Thale goes on a murder spree. Jenny catches up and signs to Thale that she'll look after her as Liv and William arrive. He shoots Thale with a tranquilizer dart. Liv grabs Jenny and the three run into a store. As they struggle to keep Thale out Lars arrives in his RV, careening through the storefront in an attempt to hit her. All the adults are injured and an unharmed Thale enters the store, killing Lars and attacking Liv. Liv fends her off with the cast and orders the injured William to shoot Thale with another tranquilizer dart. Seeing William incapacitated, Jenny stabs the dart into Thale's side, ending the attack.

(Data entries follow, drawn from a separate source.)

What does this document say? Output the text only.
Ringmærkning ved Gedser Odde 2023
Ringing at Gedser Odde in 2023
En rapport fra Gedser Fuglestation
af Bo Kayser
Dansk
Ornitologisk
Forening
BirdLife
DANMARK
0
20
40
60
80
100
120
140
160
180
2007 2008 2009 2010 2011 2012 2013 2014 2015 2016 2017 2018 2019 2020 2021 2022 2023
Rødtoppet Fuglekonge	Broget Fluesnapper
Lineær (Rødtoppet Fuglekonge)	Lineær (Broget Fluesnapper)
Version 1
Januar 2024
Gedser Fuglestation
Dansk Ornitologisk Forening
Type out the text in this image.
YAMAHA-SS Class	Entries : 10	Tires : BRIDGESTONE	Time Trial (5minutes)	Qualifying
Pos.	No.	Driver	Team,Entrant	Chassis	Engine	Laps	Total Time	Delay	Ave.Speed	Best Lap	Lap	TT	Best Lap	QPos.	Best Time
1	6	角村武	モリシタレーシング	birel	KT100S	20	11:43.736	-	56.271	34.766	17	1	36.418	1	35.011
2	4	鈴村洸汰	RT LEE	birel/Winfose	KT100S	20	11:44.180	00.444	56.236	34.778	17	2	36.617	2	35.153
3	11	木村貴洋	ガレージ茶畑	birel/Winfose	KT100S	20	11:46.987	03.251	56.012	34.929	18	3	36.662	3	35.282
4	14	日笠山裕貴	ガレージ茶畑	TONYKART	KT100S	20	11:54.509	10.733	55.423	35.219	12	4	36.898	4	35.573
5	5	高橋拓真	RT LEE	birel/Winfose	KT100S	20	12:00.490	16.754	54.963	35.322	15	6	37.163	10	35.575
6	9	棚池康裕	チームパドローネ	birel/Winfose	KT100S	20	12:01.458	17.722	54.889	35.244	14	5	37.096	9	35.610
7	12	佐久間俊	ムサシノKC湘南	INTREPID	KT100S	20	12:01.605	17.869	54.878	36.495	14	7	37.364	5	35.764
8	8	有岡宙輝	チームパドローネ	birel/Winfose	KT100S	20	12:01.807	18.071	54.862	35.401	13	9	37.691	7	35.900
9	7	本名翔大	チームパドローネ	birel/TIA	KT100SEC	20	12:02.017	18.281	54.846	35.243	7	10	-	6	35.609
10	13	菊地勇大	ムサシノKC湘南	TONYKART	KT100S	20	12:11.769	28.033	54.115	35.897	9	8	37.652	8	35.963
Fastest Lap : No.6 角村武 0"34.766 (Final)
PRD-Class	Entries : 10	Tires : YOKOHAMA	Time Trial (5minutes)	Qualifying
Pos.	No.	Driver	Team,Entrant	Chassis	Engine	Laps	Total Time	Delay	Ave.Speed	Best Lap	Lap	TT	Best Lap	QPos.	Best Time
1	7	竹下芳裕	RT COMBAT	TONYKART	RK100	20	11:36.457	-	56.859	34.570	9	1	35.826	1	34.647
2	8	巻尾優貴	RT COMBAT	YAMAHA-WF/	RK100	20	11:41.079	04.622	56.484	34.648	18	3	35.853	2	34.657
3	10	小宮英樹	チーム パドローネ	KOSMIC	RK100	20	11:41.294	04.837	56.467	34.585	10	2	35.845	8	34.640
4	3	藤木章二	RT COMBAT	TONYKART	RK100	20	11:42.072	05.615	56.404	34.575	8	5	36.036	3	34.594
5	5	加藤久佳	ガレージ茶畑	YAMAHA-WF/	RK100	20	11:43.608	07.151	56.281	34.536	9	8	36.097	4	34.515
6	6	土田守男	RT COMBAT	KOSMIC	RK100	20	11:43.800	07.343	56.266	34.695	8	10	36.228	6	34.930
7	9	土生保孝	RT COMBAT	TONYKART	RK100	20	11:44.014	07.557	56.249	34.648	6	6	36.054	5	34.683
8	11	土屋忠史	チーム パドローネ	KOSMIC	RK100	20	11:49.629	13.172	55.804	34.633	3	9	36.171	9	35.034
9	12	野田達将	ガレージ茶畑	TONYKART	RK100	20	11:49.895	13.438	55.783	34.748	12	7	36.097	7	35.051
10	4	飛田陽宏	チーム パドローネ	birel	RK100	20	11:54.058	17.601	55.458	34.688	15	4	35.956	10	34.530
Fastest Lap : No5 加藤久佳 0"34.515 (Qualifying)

While Thale is sedated in a vet clinic, Liv loads a silver bullet into her gun. Her composure breaks and she looks away as she places the mouth of the barrel against Thale's furred neck. Later she arrives home and places the silver bullet next to a photo of Thale on her nightstand leaving it ambiguous if she killed her or released her body far from civilization.

== Cast ==
- Liv Mjönes as Liv Berg
- Elli Rhiannon Müller Osborne as Thale Berg
- Arthur Hakalahti as William Nordvaag, veterinarian
- Vidar Magnussen as Arthur Berg
- Mia Fosshaug Laubacher as Jenny Berg
- Sjur Vatne Brean as Jonas Larson
- Ståle Bjørnhaug as Lars Brodin
- Øyvind Brandtzæg as Eilert Sundas
- Silje Øksland Krohne as Elin Gran
- Anna Drowak as Tove Gran
- Kasper Antonsen as Vidar Uthaug
- Ívar Örn Sverrisson as Olav
- Sverre Breivik as Torgersen
- Jon Stensby as Harald
- Pål Anders Nordvi as Journalist (uncredited)

== Reception ==
The film received mixed reviews, scoring 50% on Rotten Tomatoes based on 6 reviews. It raked in $57,727 at the box office and was released on Netflix on 3 February 2023.